AT&T is prepared to launch DirecTV Now without a deal in place with CBS Corp., Bloomberg reports.
Speaking with “people familiar with the matter,” the news service said that AT&T is unlikely to strike a content licensing deal with CBS Corp. before it launches its virtual pay-TV service. Last week, AT&T sent out invites to media for a Nov. 28 DirecTV launch event in New York City, indicating a date-certain for the platform’s availability has been set.
AT&T has announced deals with every major programming conglomerate, save for CBS Corp.—the latest coming Monday, when the telecom giant trumpeted an agreement with 21st Century Fox.
That deal gives DirecTV Now access to three of the four major broadcast networks. With AT&T still needing to negotiate through the complex web of each network’s myriad affiliate station owners, it’s unclear how much programming from FOX, NBC and ABC that DirecTV Now will be able to offer at launch.

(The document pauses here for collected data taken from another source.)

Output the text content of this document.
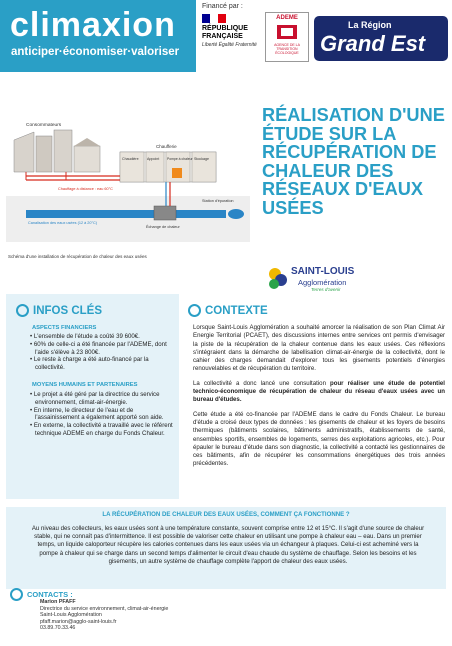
climaxion
anticiper·économiser·valoriser
Financé par :
RÉPUBLIQUE FRANÇAISE
Liberté Égalité Fraternité
ADEME
AGENCE DE LA TRANSITION ÉCOLOGIQUE
La Région
Grand Est
Consommateurs
Chaufferie
Chaudière Appoint Pompe à chaleur Stockage
Chauffage à distance : eau 60°C
Échange de chaleur
Station d'épuration
Canalisation des eaux usées (12 à 20°C)
Schéma d'une installation de récupération de chaleur des eaux usées
RÉALISATION D'UNE ÉTUDE SUR LA RÉCUPÉRATION DE CHALEUR DES RÉSEAUX D'EAUX USÉES
SAINT-LOUIS
Agglomération
Terres d'avenir
INFOS CLÉS
ASPECTS FINANCIERS
• L'ensemble de l'étude a coûté 39 600€.
• 60% de celle-ci a été financée par l'ADEME, dont l'aide s'élève à 23 800€.
• Le reste à charge a été auto-financé par la collectivité.
MOYENS HUMAINS ET PARTENAIRES
• Le projet a été géré par la directrice du service environnement, climat-air-énergie.
• En interne, le directeur de l'eau et de l'assainissement a également apporté son aide.
• En externe, la collectivité a travaillé avec le référent technique ADEME en charge du Fonds Chaleur.
CONTEXTE

Lorsque Saint-Louis Agglomération a souhaité amorcer la réalisation de son Plan Climat Air Energie Territorial (PCAET), des discussions internes entre services ont permis d'envisager la piste de la récupération de la chaleur contenue dans les eaux usées. Ces réflexions s'intégraient dans la démarche de labellisation climat-air-énergie de la collectivité, dont le cahier des charges demandait d'explorer tous les gisements potentiels d'énergies renouvelables et de récupération du territoire.

La collectivité a donc lancé une consultation pour réaliser une étude de potentiel technico-économique de récupération de chaleur du réseau d'eaux usées avec un bureau d'études.

Cette étude a été co-financée par l'ADEME dans le cadre du Fonds Chaleur. Le bureau d'étude a croisé deux types de données : les gisements de chaleur et les foyers de besoins thermiques (bâtiments scolaires, bâtiments administratifs, établissements de santé, ensembles sportifs, ensembles de logements, serres des exploitations agricoles, etc.). Pour épauler le bureau d'étude dans son diagnostic, la collectivité a contacté les gestionnaires de ces bâtiments, afin de récupérer les consommations énergétiques des trois années précédentes.

LA RÉCUPÉRATION DE CHALEUR DES EAUX USÉES, COMMENT ÇA FONCTIONNE ?
Au niveau des collecteurs, les eaux usées sont à une température constante, souvent comprise entre 12 et 15°C. Il s'agit d'une source de chaleur stable, qui ne connaît pas d'intermittence. Il est possible de valoriser cette chaleur en utilisant une pompe à chaleur eau – eau. Dans un premier temps, un liquide caloporteur récupère les calories contenues dans les eaux usées via un échangeur à plaques. Celui-ci est acheminé vers la pompe à chaleur qui se charge dans un second temps d'alimenter le circuit d'eau chaude du système de chauffage. Selon les besoins et les gisements, un autre système de chauffage complète l'apport de chaleur des eaux usées.
CONTACTS :
Marion PFAFF
Directrice du service environnement, climat-air-énergie
Saint-Louis Agglomération
pfaff.marion@agglo-saint-louis.fr
03.89.70.33.46
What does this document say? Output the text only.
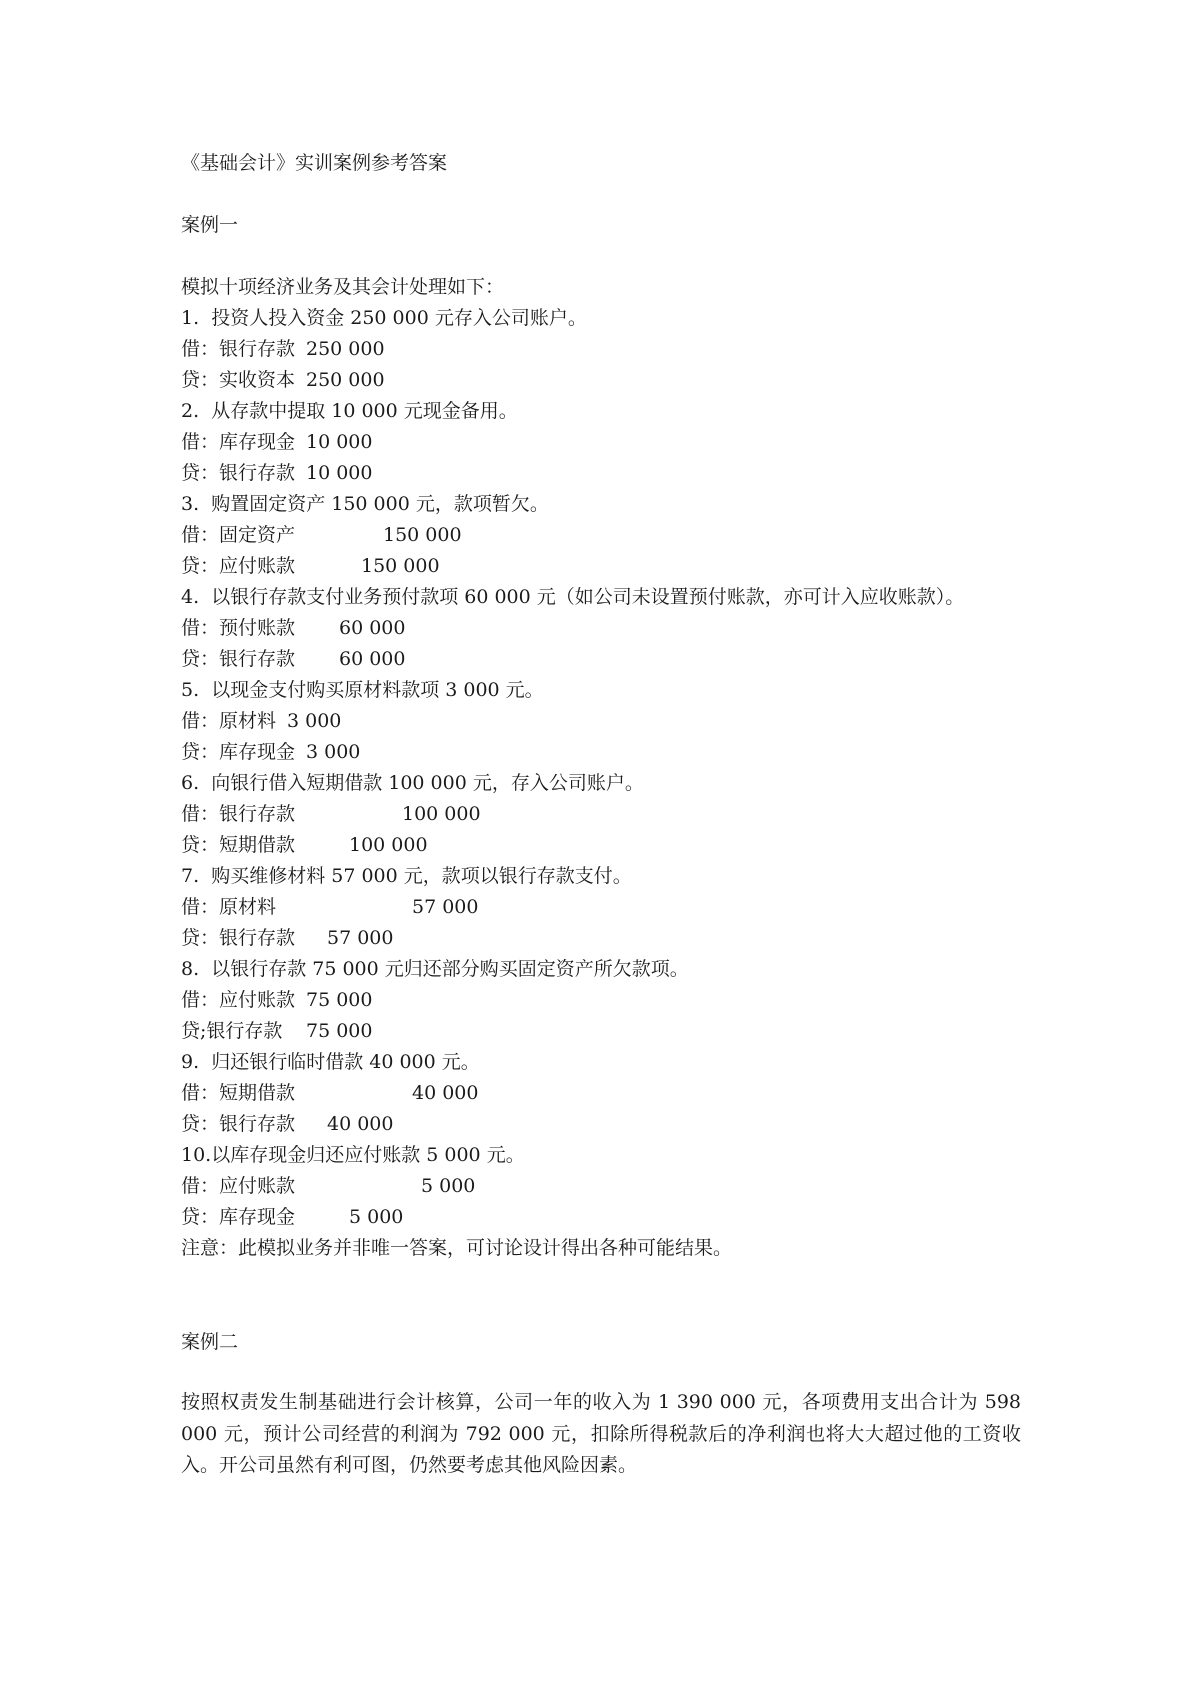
《基础会计》实训案例参考答案
案例一
模拟十项经济业务及其会计处理如下：
1.  投资人投入资金 250 000 元存入公司账户。
借：银行存款 250 000
贷：实收资本 250 000
2.  从存款中提取 10 000 元现金备用。
借：库存现金 10 000
贷：银行存款 10 000
3.  购置固定资产 150 000 元，款项暂欠。
借：固定资产	150 000
贷：应付账款	150 000
4.  以银行存款支付业务预付款项 60 000 元（如公司未设置预付账款，亦可计入应收账款）。
借：预付账款 60 000
贷：银行存款 60 000
5.  以现金支付购买原材料款项 3 000 元。
借：原材料 3 000
贷：库存现金 3 000
6.  向银行借入短期借款 100 000 元，存入公司账户。
借：银行存款	100 000
贷：短期借款	100 000
7.  购买维修材料 57 000 元，款项以银行存款支付。
借：原材料	57 000
贷：银行存款 57 000
8.  以银行存款 75 000 元归还部分购买固定资产所欠款项。
借：应付账款 75 000
贷;银行存款 75 000
9.  归还银行临时借款 40 000 元。
借：短期借款	40 000
贷：银行存款 40 000
10.以库存现金归还应付账款 5 000 元。
借：应付账款	5 000
贷：库存现金	5 000
注意：此模拟业务并非唯一答案，可讨论设计得出各种可能结果。
案例二
按照权责发生制基础进行会计核算，公司一年的收入为 1 390 000 元，各项费用支出合计为 598 000 元，预计公司经营的利润为 792 000 元，扣除所得税款后的净利润也将大大超过他的工资收入。开公司虽然有利可图，仍然要考虑其他风险因素。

But it now looks as though the nationally available live-streaming platform won’t have any CBS programming at all. That will negatively impact both AT&T and CBS, analysts say.

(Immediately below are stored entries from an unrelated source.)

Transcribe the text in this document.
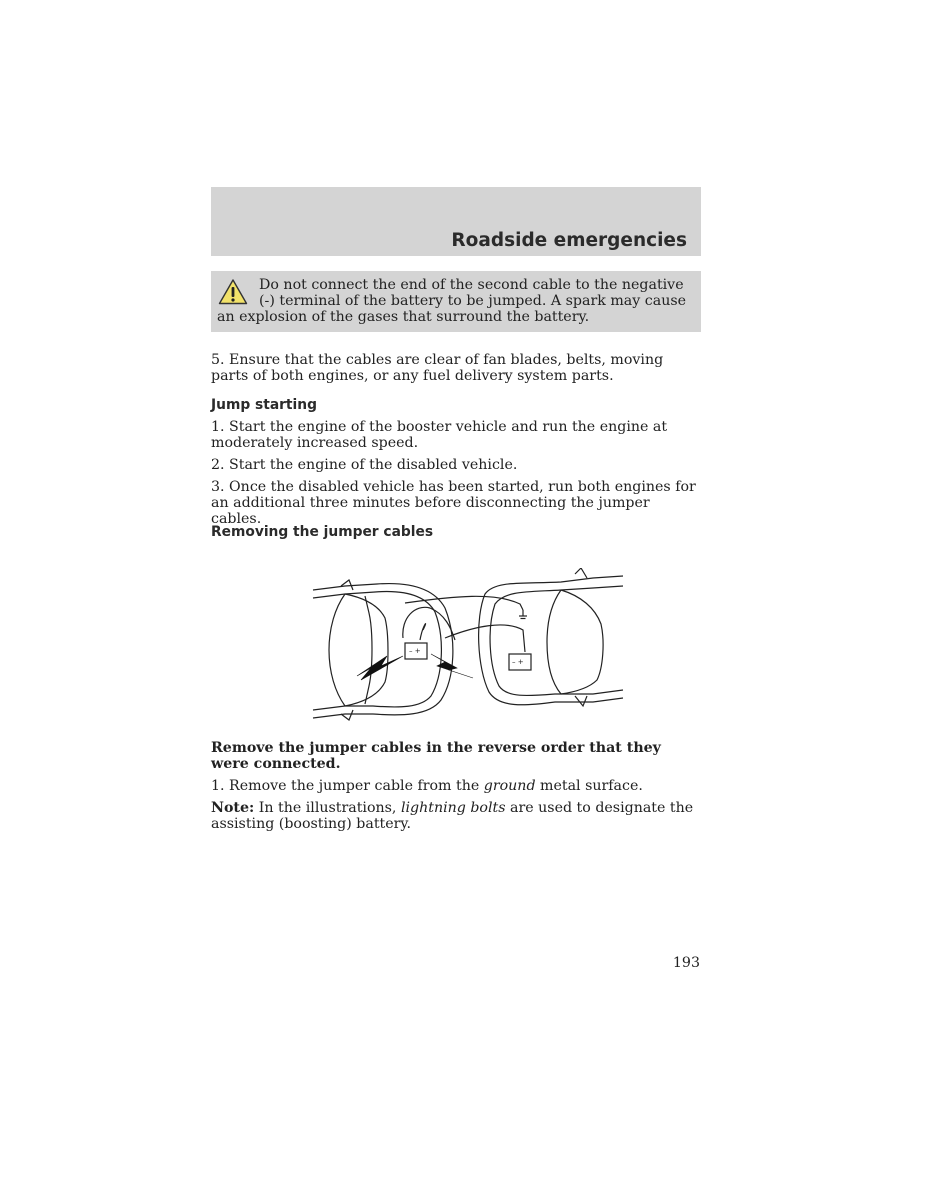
Roadside emergencies
Do not connect the end of the second cable to the negative (-) terminal of the battery to be jumped. A spark may cause an explosion of the gases that surround the battery.

5. Ensure that the cables are clear of fan blades, belts, moving parts of both engines, or any fuel delivery system parts.

Jump starting

1. Start the engine of the booster vehicle and run the engine at moderately increased speed.

2. Start the engine of the disabled vehicle.

3. Once the disabled vehicle has been started, run both engines for an additional three minutes before disconnecting the jumper cables.

Removing the jumper cables
– +
– +

Remove the jumper cables in the reverse order that they were connected.

1. Remove the jumper cable from the ground metal surface.

Note: In the illustrations, lightning bolts are used to designate the assisting (boosting) battery.

193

“There are certain channels you need. Not having them may have some impact if it doesn’t stack up to cable,” John Hodulik, an analyst at UBS Group AG, told Bloomberg. “On the other hand, it’s a big worry for CBS, because if this takes off, that’s a lost subscriber, which undercuts their pricing power.”
CBS Corp. manages its own digital distribution platform, CBS All Access, a $5.99 service that live-streams local stations and offers most current and archival CBS programming on demand. The conglomerate has also been among the first to sign an agreement with Google for its upcoming streamed pay-TV service.
But it has so far steered clear of the current virtual MVPD leader, Dish Network’s Sling TV, which reportedly has close to 1 million subscribers.